The advantage of using NFS over RDMA instead of NVMe-oF, is that you can use the property special_small_blocks for special metadata devices to write smaller blocks on ssd drives instead of a slow spinning hard drive. ZVol's doesn't support it yet, there is a pull request being worked on. NVMe-oF will of course have better performance with RDMA. Zvols also has slightly better performance.

RDMA is the key here, anything else, iscsi or nfs is rarely any faster than 500MB/s with clickhouse, once I enable RDMA, I easily read 3-4GB/s.
 

levilevi

New Member
Dec 27, 2019
4
0
1
Hi!

Thanks for the answers, so what do you recommend for the ZFS part? the caching, memory, layout etc...
 

gea

Well-Known Member
Dec 31, 2010
3,163
1,195
113
DE
ZFS read/write cache is memory where last/most read ZFS datablocks are cached (not files)
Regarding memory, use 32GB+ (on Linux a little more than on Solaris based systems)
Fastest layout is a 2/3way mirror (or Raid-10)
Enable sync without dedicated Slog when using fast NVMe
avoid encryption with sync enabled
Use NVMe with powerloss protection and high steady 4k write iops/ low latency
Use a lower recsize like 16-64K for VM storage

While iSCSI is similar in performance to NFS with same sync/writeback setting,
I would always prefer NFS due simplicity.
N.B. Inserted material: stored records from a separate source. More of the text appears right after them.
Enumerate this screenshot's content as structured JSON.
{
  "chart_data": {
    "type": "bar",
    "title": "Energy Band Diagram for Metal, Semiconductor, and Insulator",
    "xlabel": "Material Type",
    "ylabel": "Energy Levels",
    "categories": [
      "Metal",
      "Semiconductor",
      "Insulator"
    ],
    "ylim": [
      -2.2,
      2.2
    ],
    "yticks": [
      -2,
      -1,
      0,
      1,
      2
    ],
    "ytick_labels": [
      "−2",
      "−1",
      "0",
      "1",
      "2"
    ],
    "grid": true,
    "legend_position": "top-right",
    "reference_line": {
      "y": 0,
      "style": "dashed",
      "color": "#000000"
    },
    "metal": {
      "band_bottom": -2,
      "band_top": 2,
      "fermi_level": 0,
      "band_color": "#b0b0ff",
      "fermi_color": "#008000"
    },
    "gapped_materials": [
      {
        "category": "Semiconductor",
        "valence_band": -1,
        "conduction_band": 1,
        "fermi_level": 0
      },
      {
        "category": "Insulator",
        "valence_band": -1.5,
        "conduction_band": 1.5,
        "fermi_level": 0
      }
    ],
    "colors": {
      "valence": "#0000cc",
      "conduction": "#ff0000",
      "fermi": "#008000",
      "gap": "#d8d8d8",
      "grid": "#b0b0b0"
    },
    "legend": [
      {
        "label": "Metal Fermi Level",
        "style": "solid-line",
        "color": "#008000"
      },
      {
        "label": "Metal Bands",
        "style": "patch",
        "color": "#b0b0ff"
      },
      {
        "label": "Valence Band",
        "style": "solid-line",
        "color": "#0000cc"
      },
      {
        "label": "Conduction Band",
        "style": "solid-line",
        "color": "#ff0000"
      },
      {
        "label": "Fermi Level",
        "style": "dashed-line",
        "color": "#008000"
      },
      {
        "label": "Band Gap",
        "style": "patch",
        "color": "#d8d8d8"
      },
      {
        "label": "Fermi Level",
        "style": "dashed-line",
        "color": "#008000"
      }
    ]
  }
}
When you ZFS snap online VMs, there is a danger of a corrupt VM in the snap.
To avoid this either snap VMs in off state or create ESXi coalesce or hot memory snaps prior a ZFS snap
You can destroy them after the ZFS snap. After a rollback/restore go back to this safe ESXi snap.
 
Last edited:

gea

Well-Known Member
Dec 31, 2010
3,163
1,195
113
DE
Indeed, a snap is like a sudden powerloss.

If this happens during sequential atomic writes (write data + update metadata) within a VM, ZFS can do nothing to protect the VM filesystem against data corruption. Copy on write can only protect ZFS itself on a powerloss during write not guest filesystems or files.

Risk is not huge but there with a statistical rate.
If a guest looses power, the danger is lower as this happens under control of the guest while a guest has no control of snap contents.
 

BackupProphet

Well-Known Member
Jul 2, 2014
1,095
658
113
Stavanger, Norway
olavgg.com
ZFS will not commit any partial write. Any application that doesn't use sync write to flush, will not be in a corrupted state. That means when the VM reboots it will not find corrupted data. Maybe missing data. But that doesn't matter when the write has happened async as the application never kept any track of the write process and could just restart this operation from scratch. For example when you move a file from one disk to another, you will have a partial write of the file. But the file is still available and will not be deleted before the move is complete. Metadata is written to a journal, and if it contains an operation that is partially written it will not be applied, and the filesystem state will still be ok.